Waubgeshig Rice is a novelist and host of the CBC Radio show Up North. His novel Moon of the Crusted Snow is a dystopian drama about a northern Anishinaabe community facing dwindling resources and rising panic after their electrical power grid shuts down during a cold winter. While the community tries to maintain order, forces from outside and within threaten to destroy the reserve.
Apocalypse now
"I've always been intrigued by post-apocalyptic stories that we see in the mainstream. I was turned on to the genre by books like The Chrysalids and The Lord of the Flies in high school.

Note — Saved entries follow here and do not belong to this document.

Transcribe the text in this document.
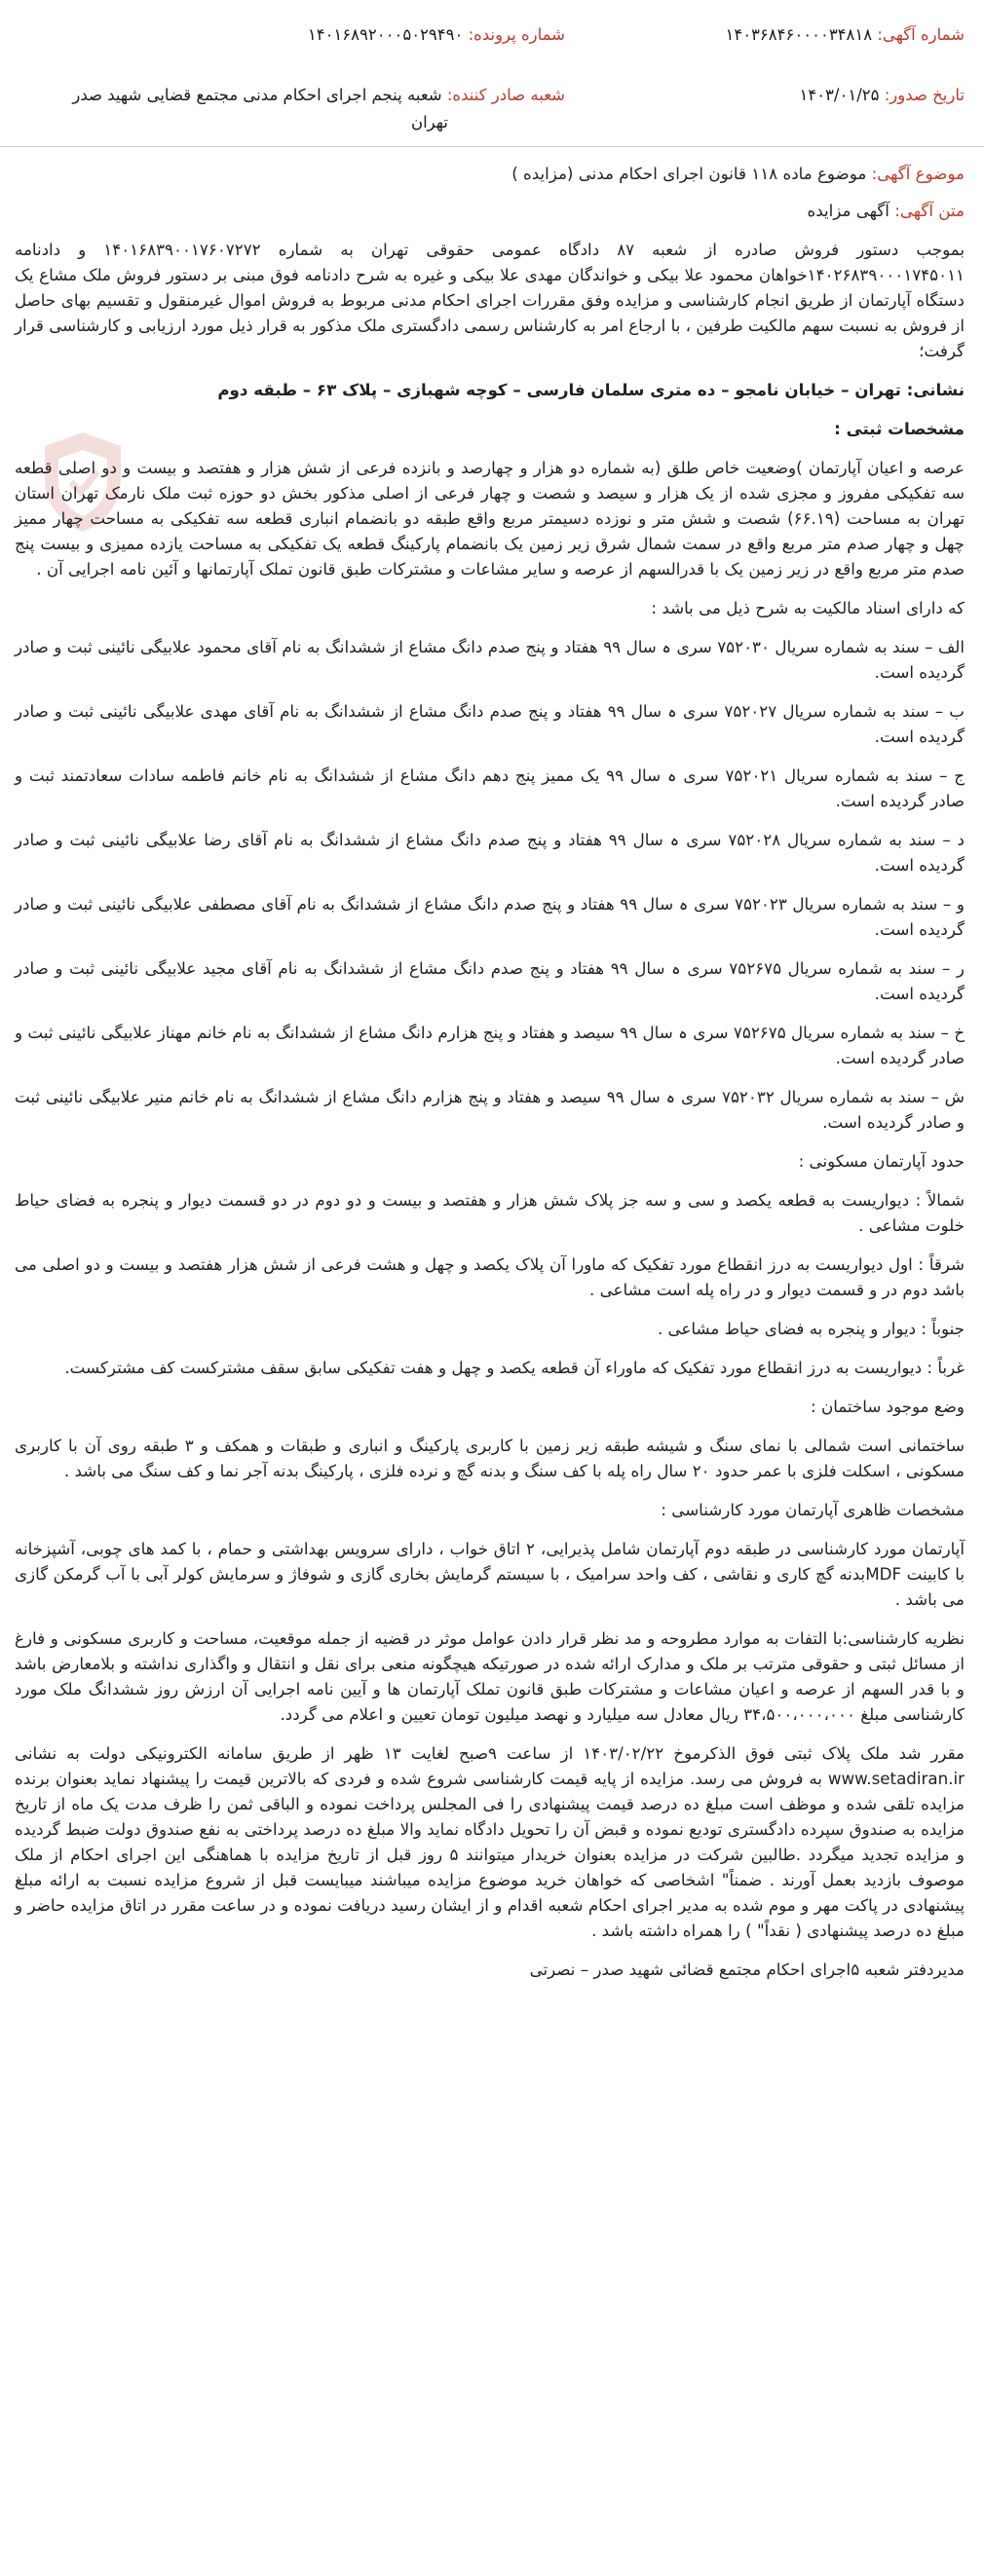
شماره آگهی: ۱۴۰۳۶۸۴۶۰۰۰۰۳۴۸۱۸
شماره پرونده: ۱۴۰۱۶۸۹۲۰۰۰۵۰۲۹۴۹۰
تاریخ صدور: ۱۴۰۳/۰۱/۲۵
شعبه صادر کننده: شعبه پنجم اجرای احکام مدنی مجتمع قضایی شهید صدر
تهران
موضوع آگهی: موضوع ماده ۱۱۸ قانون اجرای احکام مدنی (مزایده )

متن آگهی: آگهی مزایده

بموجب دستور فروش صادره از شعبه ۸۷ دادگاه عمومی حقوقی تهران به شماره ۱۴۰۱۶۸۳۹۰۰۱۷۶۰۷۲۷۲ و دادنامه ۱۴۰۲۶۸۳۹۰۰۰۱۷۴۵۰۱۱خواهان محمود علا بیکی و خواندگان مهدی علا بیکی و غیره به شرح دادنامه فوق مبنی بر دستور فروش ملک مشاع یک دستگاه آپارتمان از طریق انجام کارشناسی و مزایده وفق مقررات اجرای احکام مدنی مربوط به فروش اموال غیرمنقول و تقسیم بهای حاصل از فروش به نسبت سهم مالکیت طرفین ، با ارجاع امر به کارشناس رسمی دادگستری ملک مذکور به قرار ذیل مورد ارزیابی و کارشناسی قرار گرفت؛

نشانی: تهران – خیابان نامجو – ده متری سلمان فارسی – کوچه شهبازی – پلاک ۶۳ – طبقه دوم

مشخصات ثبتی :

عرصه و اعیان آپارتمان )وضعیت خاص طلق (به شماره دو هزار و چهارصد و بانزده فرعی از شش هزار و هفتصد و بیست و دو اصلی قطعه سه تفکیکی مفروز و مجزی شده از یک هزار و سیصد و شصت و چهار فرعی از اصلی مذکور بخش دو حوزه ثبت ملک نارمک تهران استان تهران به مساحت (۶۶.۱۹) شصت و شش متر و نوزده دسیمتر مربع واقع طبقه دو بانضمام انباری قطعه سه تفکیکی به مساحت چهار ممیز چهل و چهار صدم متر مربع واقع در سمت شمال شرق زیر زمین یک بانضمام پارکینگ قطعه یک تفکیکی به مساحت یازده ممیزی و بیست پنج صدم متر مربع واقع در زیر زمین یک با قدرالسهم از عرصه و سایر مشاعات و مشترکات طبق قانون تملک آپارتمانها و آئین نامه اجرایی آن .

که دارای اسناد مالکیت به شرح ذیل می باشد :

الف – سند به شماره سریال ۷۵۲۰۳۰ سری ہ سال ۹۹ هفتاد و پنج صدم دانگ مشاع از ششدانگ به نام آقای محمود علابیگی نائینی ثبت و صادر گردیده است.

ب – سند به شماره سریال ۷۵۲۰۲۷ سری ہ سال ۹۹ هفتاد و پنج صدم دانگ مشاع از ششدانگ به نام آقای مهدی علابیگی نائینی ثبت و صادر گردیده است.

ج – سند به شماره سریال ۷۵۲۰۲۱ سری ہ سال ۹۹ یک ممیز پنج دهم دانگ مشاع از ششدانگ به نام خانم فاطمه سادات سعادتمند ثبت و صادر گردیده است.

د – سند به شماره سریال ۷۵۲۰۲۸ سری ہ سال ۹۹ هفتاد و پنج صدم دانگ مشاع از ششدانگ به نام آقای رضا علابیگی نائینی ثبت و صادر گردیده است.

و – سند به شماره سریال ۷۵۲۰۲۳ سری ہ سال ۹۹ هفتاد و پنج صدم دانگ مشاع از ششدانگ به نام آقای مصطفی علابیگی نائینی ثبت و صادر گردیده است.

ر – سند به شماره سریال ۷۵۲۶۷۵ سری ہ سال ۹۹ هفتاد و پنج صدم دانگ مشاع از ششدانگ به نام آقای مجید علابیگی نائینی ثبت و صادر گردیده است.

خ – سند به شماره سریال ۷۵۲۶۷۵ سری ہ سال ۹۹ سیصد و هفتاد و پنج هزارم دانگ مشاع از ششدانگ به نام خانم مهناز علابیگی نائینی ثبت و صادر گردیده است.

ش – سند به شماره سریال ۷۵۲۰۳۲ سری ہ سال ۹۹ سیصد و هفتاد و پنج هزارم دانگ مشاع از ششدانگ به نام خانم منیر علابیگی نائینی ثبت و صادر گردیده است.

حدود آپارتمان مسکونی :

شمالاً : دیواریست به قطعه یکصد و سی و سه جز پلاک شش هزار و هفتصد و بیست و دو دوم در دو قسمت دیوار و پنجره به فضای حیاط خلوت مشاعی .

شرقاً : اول دیواریست به درز انقطاع مورد تفکیک که ماورا آن پلاک یکصد و چهل و هشت فرعی از شش هزار هفتصد و بیست و دو اصلی می باشد دوم در و قسمت دیوار و در راه پله است مشاعی .

جنوباً : دیوار و پنجره به فضای حیاط مشاعی .

غرباً : دیواریست به درز انقطاع مورد تفکیک که ماوراء آن قطعه یکصد و چهل و هفت تفکیکی سابق سقف مشترکست کف مشترکست.

وضع موجود ساختمان :

ساختمانی است شمالی با نمای سنگ و شیشه طبقه زیر زمین با کاربری پارکینگ و انباری و طبقات و همکف و ۳ طبقه روی آن با کاربری مسکونی ، اسکلت فلزی با عمر حدود ۲۰ سال راه پله با کف سنگ و بدنه گچ و نرده فلزی ، پارکینگ بدنه آجر نما و کف سنگ می باشد .

مشخصات ظاهری آپارتمان مورد کارشناسی :

آپارتمان مورد کارشناسی در طبقه دوم آپارتمان شامل پذیرایی، ۲ اتاق خواب ، دارای سرویس بهداشتی و حمام ، با کمد های چوبی، آشپزخانه با کابینت MDFبدنه گچ کاری و نقاشی ، کف واحد سرامیک ، با سیستم گرمایش بخاری گازی و شوفاژ و سرمایش کولر آبی با آب گرمکن گازی می باشد .

نظریه کارشناسی:با التفات به موارد مطروحه و مد نظر قرار دادن عوامل موثر در قضیه از جمله موقعیت، مساحت و کاربری مسکونی و فارغ از مسائل ثبتی و حقوقی مترتب بر ملک و مدارک ارائه شده در صورتیکه هیچگونه منعی برای نقل و انتقال و واگذاری نداشته و بلامعارض باشد و با قدر السهم از عرصه و اعیان مشاعات و مشترکات طبق قانون تملک آپارتمان ها و آیین نامه اجرایی آن ارزش روز ششدانگ ملک مورد کارشناسی مبلغ ۳۴،۵۰۰،۰۰۰،۰۰۰ ریال معادل سه میلیارد و نهصد میلیون تومان تعیین و اعلام می گردد.

مقرر شد ملک پلاک ثبتی فوق الذکرموخ ۱۴۰۳/۰۲/۲۲ از ساعت ۹صبح لغایت ۱۳ ظهر از طریق سامانه الکترونیکی دولت به نشانی www.setadiran.ir به فروش می رسد. مزایده از پایه قیمت کارشناسی شروع شده و فردی که بالاترین قیمت را پیشنهاد نماید بعنوان برنده مزایده تلقی شده و موظف است مبلغ ده درصد قیمت پیشنهادی را فی المجلس پرداخت نموده و الباقی ثمن را ظرف مدت یک ماه از تاریخ مزایده به صندوق سپرده دادگستری توديع نموده و قبض آن را تحویل دادگاه نماید والا مبلغ ده درصد پرداختی به نفع صندوق دولت ضبط گردیده و مزایده تجدید میگردد .طالبین شرکت در مزایده بعنوان خریدار میتوانند ۵ روز قبل از تاریخ مزایده با هماهنگی این اجرای احکام از ملک موصوف بازدید بعمل آورند . ضمناً" اشخاصی که خواهان خرید موضوع مزایده میباشند میبایست قبل از شروع مزایده نسبت به ارائه مبلغ پیشنهادی در پاکت مهر و موم شده به مدیر اجرای احکام شعبه اقدام و از ایشان رسید دریافت نموده و در ساعت مقرر در اتاق مزایده حاضر و مبلغ ده درصد پیشنهادی ( نقداً" ) را همراه داشته باشد .

مدیردفتر شعبه ۵اجرای احکام مجتمع قضائی شهید صدر – نصرتی
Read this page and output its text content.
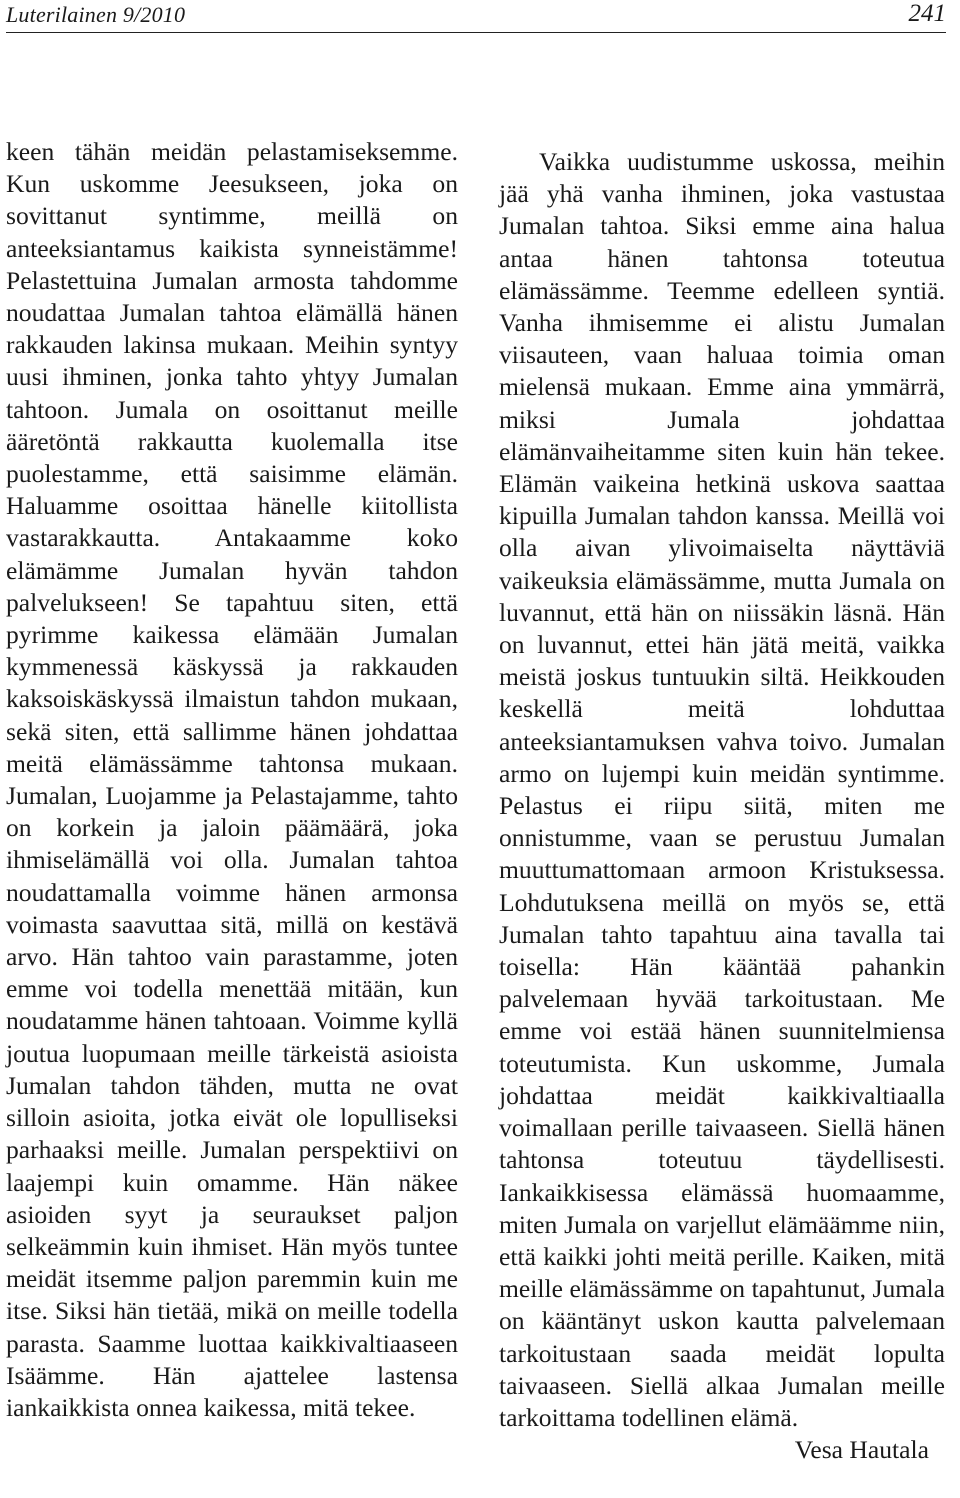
Luterilainen 9/2010	241

keen tähän meidän pelastamiseksemme. Kun uskomme Jeesukseen, joka on sovittanut syntimme, meillä on anteeksiantamus kaikista synneistämme! Pelastettuina Jumalan armosta tahdomme noudattaa Jumalan tahtoa elämällä hänen rakkauden lakinsa mukaan. Meihin syntyy uusi ihminen, jonka tahto yhtyy Jumalan tahtoon. Jumala on osoittanut meille ääretöntä rakkautta kuolemalla itse puolestamme, että saisimme elämän. Haluamme osoittaa hänelle kiitollista vastarakkautta. Antakaamme koko elämämme Jumalan hyvän tahdon palvelukseen! Se tapahtuu siten, että pyrimme kaikessa elämään Jumalan kymmenessä käskyssä ja rakkauden kaksoiskäskyssä ilmaistun tahdon mukaan, sekä siten, että sallimme hänen johdattaa meitä elämässämme tahtonsa mukaan. Jumalan, Luojamme ja Pelastajamme, tahto on korkein ja jaloin päämäärä, joka ihmiselämällä voi olla. Jumalan tahtoa noudattamalla voimme hänen armonsa voimasta saavuttaa sitä, millä on kestävä arvo. Hän tahtoo vain parastamme, joten emme voi todella menettää mitään, kun noudatamme hänen tahtoaan. Voimme kyllä joutua luopumaan meille tärkeistä asioista Jumalan tahdon tähden, mutta ne ovat silloin asioita, jotka eivät ole lopulliseksi parhaaksi meille. Jumalan perspektiivi on laajempi kuin omamme. Hän näkee asioiden syyt ja seuraukset paljon selkeämmin kuin ihmiset. Hän myös tuntee meidät itsemme paljon paremmin kuin me itse. Siksi hän tietää, mikä on meille todella parasta. Saamme luottaa kaikkivaltiaaseen Isäämme. Hän ajattelee lastensa iankaikkista onnea kaikessa, mitä tekee.

Vaikka uudistumme uskossa, meihin jää yhä vanha ihminen, joka vastustaa Jumalan tahtoa. Siksi emme aina halua antaa hänen tahtonsa toteutua elämässämme. Teemme edelleen syntiä. Vanha ihmisemme ei alistu Jumalan viisauteen, vaan haluaa toimia oman mielensä mukaan. Emme aina ymmärrä, miksi Jumala johdattaa elämänvaiheitamme siten kuin hän tekee. Elämän vaikeina hetkinä uskova saattaa kipuilla Jumalan tahdon kanssa. Meillä voi olla aivan ylivoimaiselta näyttäviä vaikeuksia elämässämme, mutta Jumala on luvannut, että hän on niissäkin läsnä. Hän on luvannut, ettei hän jätä meitä, vaikka meistä joskus tuntuukin siltä. Heikkouden keskellä meitä lohduttaa anteeksiantamuksen vahva toivo. Jumalan armo on lujempi kuin meidän syntimme. Pelastus ei riipu siitä, miten me onnistumme, vaan se perustuu Jumalan muuttumattomaan armoon Kristuksessa. Lohdutuksena meillä on myös se, että Jumalan tahto tapahtuu aina tavalla tai toisella: Hän kääntää pahankin palvelemaan hyvää tarkoitustaan. Me emme voi estää hänen suunnitelmiensa toteutumista. Kun uskomme, Jumala johdattaa meidät kaikkivaltiaalla voimallaan perille taivaaseen. Siellä hänen tahtonsa toteutuu täydellisesti. Iankaikkisessa elämässä huomaamme, miten Jumala on varjellut elämäämme niin, että kaikki johti meitä perille. Kaiken, mitä meille elämässämme on tapahtunut, Jumala on kääntänyt uskon kautta palvelemaan tarkoitustaan saada meidät lopulta taivaaseen. Siellä alkaa Jumalan meille tarkoittama todellinen elämä.

Vesa Hautala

It wasn't until I read The Road by Cormac McCarthy that I thought a story like this would be interesting from an Indigenous perspective."
Delayed reaction
"In the North and remote places away from large city hubs, the aftermath of an apocalyptic event might be less apparent. If all electronic communication went down on a global level, you wouldn't really know unless somebody travelled to wherever you are — and that's what happens in the book."
Real world parallels
"A lot of Indigenous communities, like the one in this story, are overcoming the negative, brutal effects of being colonized. This includes being displaced from their homelands, having children taken away, being shamed out of their culture and being legislated out of their culture in many ways. There's a healing process that's ongoing. I think that's prevalent in a lot of First Nations in Canada today."
Waubgeshig Rice's comments have been edited for length and clarity.